REPUBLIKA.CO.ID, KIEV -- Warga Kota Kherson yang kini menetap di Kiev, Oleksii Tilnenko berharap tahun ini Ukraina dapat mengusir pasukan Rusia keluar dari wilayah yang mereka duduki. Saat tahun 2023 akan segera berakhir, kampung halamannya di Kherson masih dihujani rudal dan hampir tidak ada perubahan di garis depan.
Tilnenko yang kini membantu pengungsi dalam negeri (IDP) di Kiev yakin Rusia sedang membangun kembali angkatan bersenjata yang lebih besar untuk meningkatkan kekuatan perangnya.
"Harapannya, entah bagaimana Barat dapat melakukan mobilisasi, entah bagaimana menghidupkan industri pertahanannya untuk memperbarui peralatan dan memproduksi apa yang dibutuhkan untuk membela warga negara biasa," kata pria berusia 36 tahun itu, Rabu (6/12/2023).
Konflik terbesar di Eropa sejak Perang Dunia II sudah berkecamuk selama lebih dari 21 bulan. Belum ada tanda-tanda pertempuran segera berakhir dan tidak ada pihak yang mendaratkan serangan yang berarti di medan perang.
Tentara Ukraina, yang tinggal di parit-parit yang membeku, mengakui mereka kelelahan menghadapi musim dingin kedua perang berskala besar dengan negara adidaya yang kaya akan sumber daya dan bersenjata nuklir. Populasi Rusia juga tiga kali lipat dibandingkan Ukraina.

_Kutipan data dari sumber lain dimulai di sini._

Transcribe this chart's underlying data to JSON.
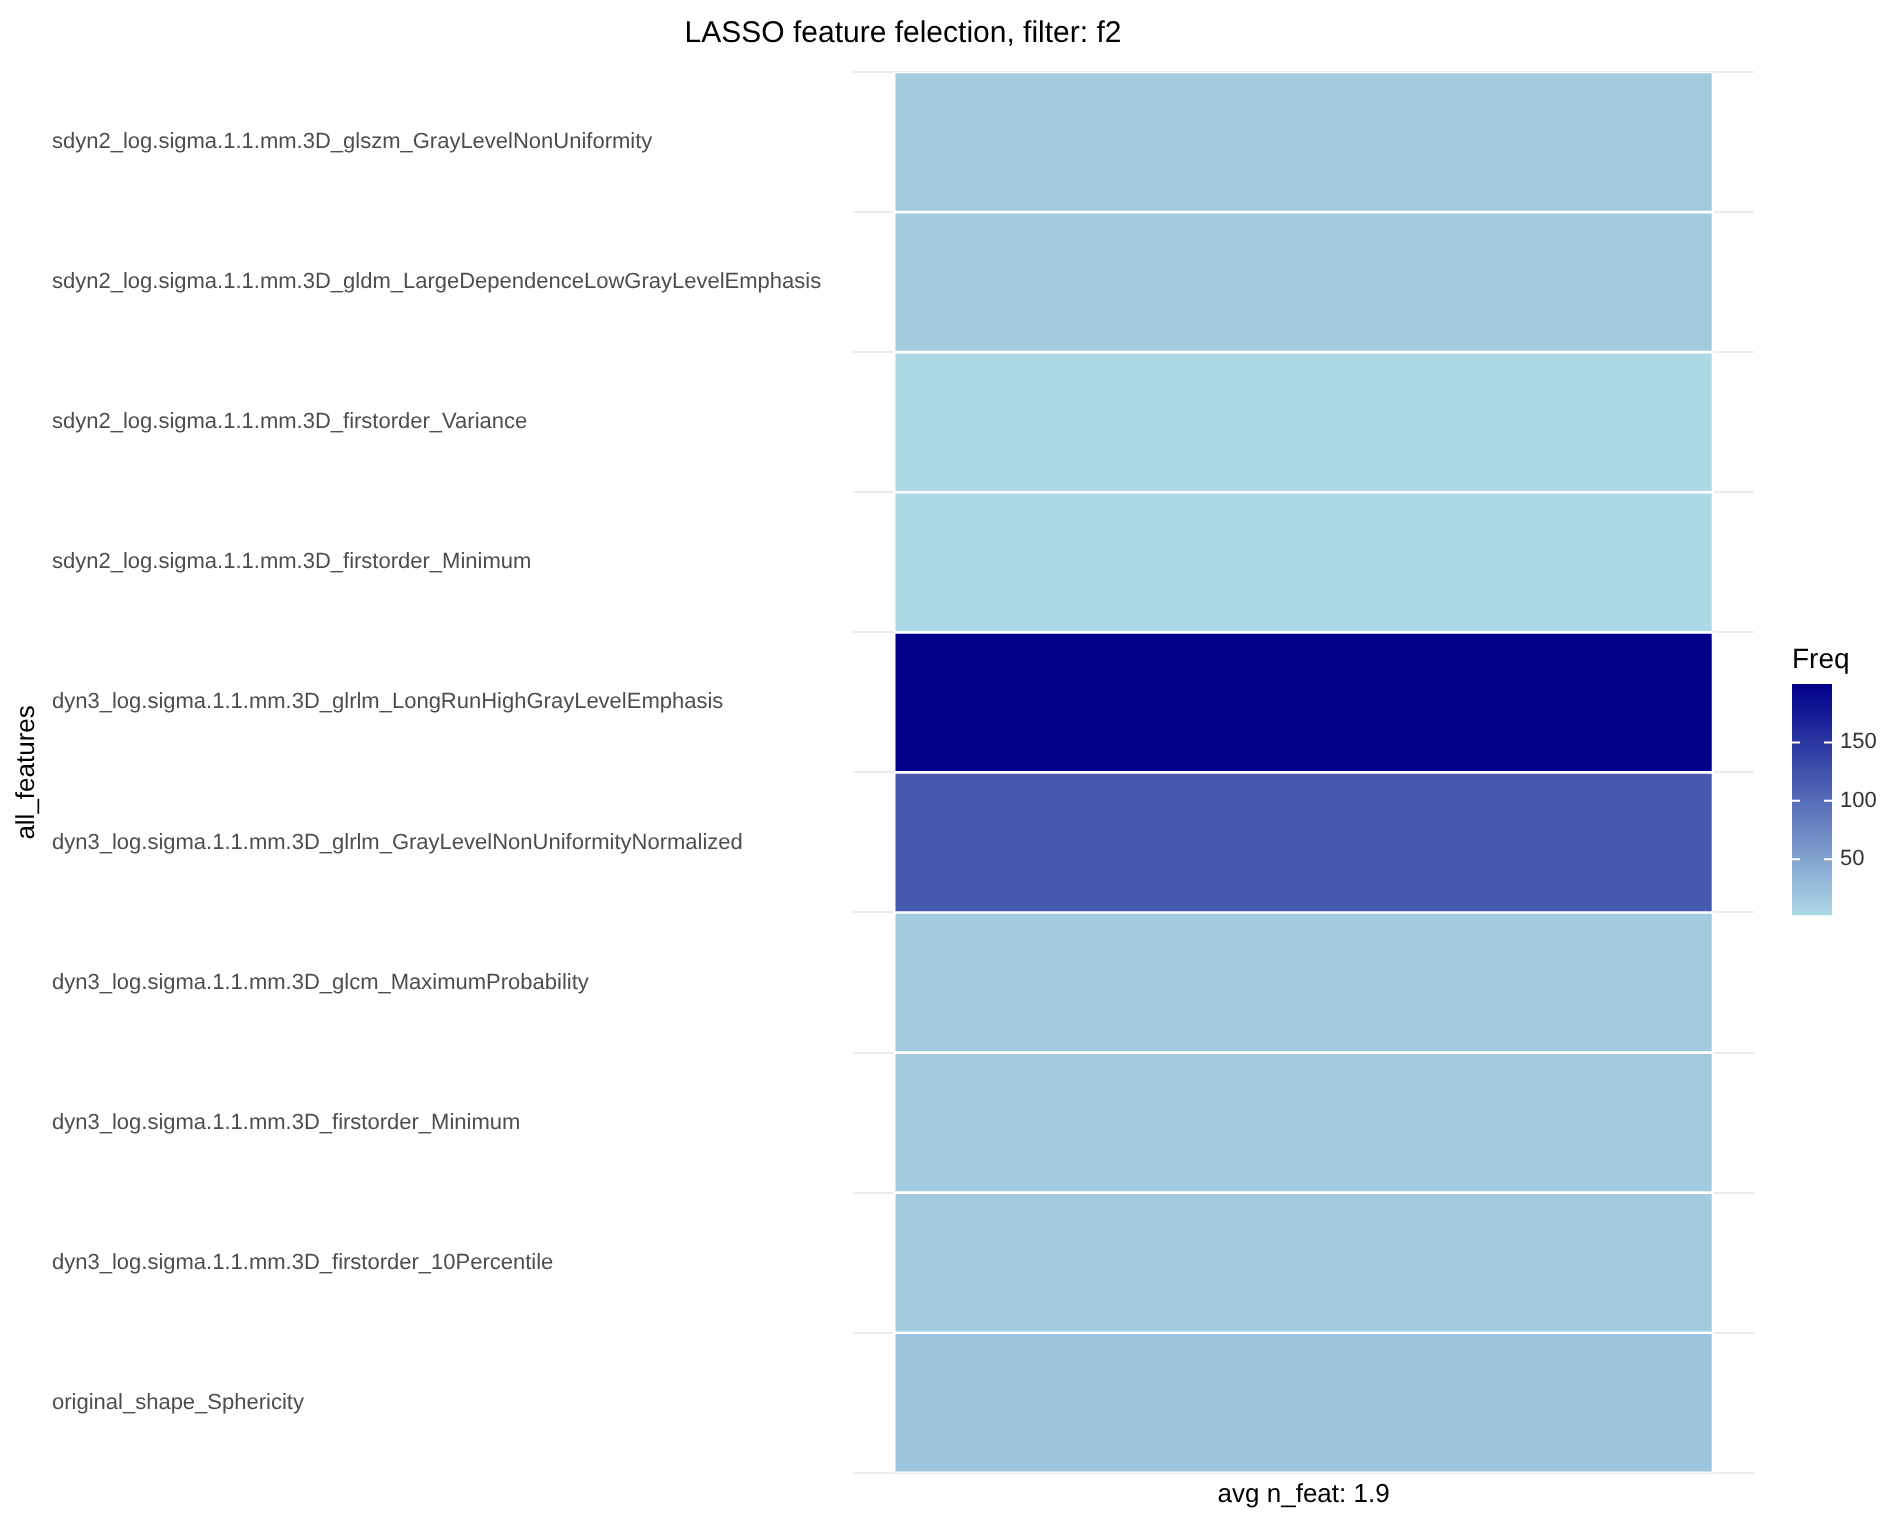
{
  "chart_data": {
    "type": "heatmap",
    "title": "LASSO feature felection, filter: f2",
    "ylabel": "all_features",
    "legend_title": "Freq",
    "categories": [
      "avg n_feat: 1.9"
    ],
    "y_categories": [
      "sdyn2_log.sigma.1.1.mm.3D_glszm_GrayLevelNonUniformity",
      "sdyn2_log.sigma.1.1.mm.3D_gldm_LargeDependenceLowGrayLevelEmphasis",
      "sdyn2_log.sigma.1.1.mm.3D_firstorder_Variance",
      "sdyn2_log.sigma.1.1.mm.3D_firstorder_Minimum",
      "dyn3_log.sigma.1.1.mm.3D_glrlm_LongRunHighGrayLevelEmphasis",
      "dyn3_log.sigma.1.1.mm.3D_glrlm_GrayLevelNonUniformityNormalized",
      "dyn3_log.sigma.1.1.mm.3D_glcm_MaximumProbability",
      "dyn3_log.sigma.1.1.mm.3D_firstorder_Minimum",
      "dyn3_log.sigma.1.1.mm.3D_firstorder_10Percentile",
      "original_shape_Sphericity"
    ],
    "cells": [
      [
        15
      ],
      [
        15
      ],
      [
        3
      ],
      [
        3
      ],
      [
        200
      ],
      [
        120
      ],
      [
        15
      ],
      [
        15
      ],
      [
        15
      ],
      [
        20
      ]
    ],
    "clim": [
      3,
      200
    ],
    "cticks": [
      50,
      100,
      150
    ],
    "grid": "y"
  }
}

Ukraina tahu untuk dapat melanjutkan perang, mereka harus mendapatkan bantuan militer dari Barat. Hal ini akan menjadi lebih sulit karena perang Israel-Hamas di Gaza yang mengalihkan perhatian dunia.
Pasukan Rusia, yang menduduki sekitar 17,5 persen wilayah Ukraina, kembali melakukan serangan di bagian timur setelah menahan sebagian besar serangan balik Ukraina yang tidak mampu menembus garis pertahanan yang luas di bagian selatan dan timur.
Prospek yang suram ini sangat kontras dengan optimisme Kievtahun lalu. Setelah Ukraina menentang ekspektasi dengan memukul mundur pasukan Rusia di sekitar ibukota mereka sebelum merebut kembali wilayah di timur laut dan selatan, termasuk kota Kherson.
Jumlah korban jiwa dan terluka terus membengkak, jutaan orang terpaksa mengungsi, kota-kota dan desa-desa Ukraina hancur. Serangan drone dan rudal bagian dari kehidupan negara itu sehari-hari.
Kota Kharkiv membangun sekolah-sekolah di bawah tanah sehingga anak-anak dapat belajar di kelas tanpa khawatir tewas dalam serangan bom. Tilnenko memimpin Crimea SOS, kelompok yang membantu 5 juta pengungsi dalam negeri di Ukraina.
Ia mengatakan tidak berniat pulang ke Kherson karena ancaman artileri dan bom berpandu yang tiada henti. Ia merasa bantuan militer Barat seharusnya datang lebih cepat, dalam jumlah yang lebih besar dan dengan cara yang lebih sedikit.
Ia mengatakan kekuatan udara yang penting untuk serangan balik sangat kurang tahun ini dan jet tempur F-16 yang dijanjikan belum dikirim. Bantuan militer dan keuangan yang penting dari Barat tidak lagi berjalan dengan lancar.
Presiden AS Joe Biden menjadikan kemenangan Ukraina sebagai tujuan kebijakan luar negeri saat ia berkampanye untuk terpilih kembali pada November 2024. Tetapi nasib paket bantuan senilai 60 miliar dolar AS yang diusulkan Biden tidak pasti karena ditentang beberapa anggota Partai Republik.
Proposal bantuan militer Uni Eropa untuk empat tahun senilai 20 miliar euro atau 21,75 miliar dolar AS juga mendapat penolakan dari beberapa anggota blok tersebut.
Kurangnya kemajuan signifikan Ukraina di medan perang tahun ini juga dapat merugikan Biden secara politis dalam pemilihan umum yang dapat menandai kembalinya mantan Presiden Donald Trump, yang meminta Kongres pada musim panas ini untuk menahan bantuan ke Ukraina.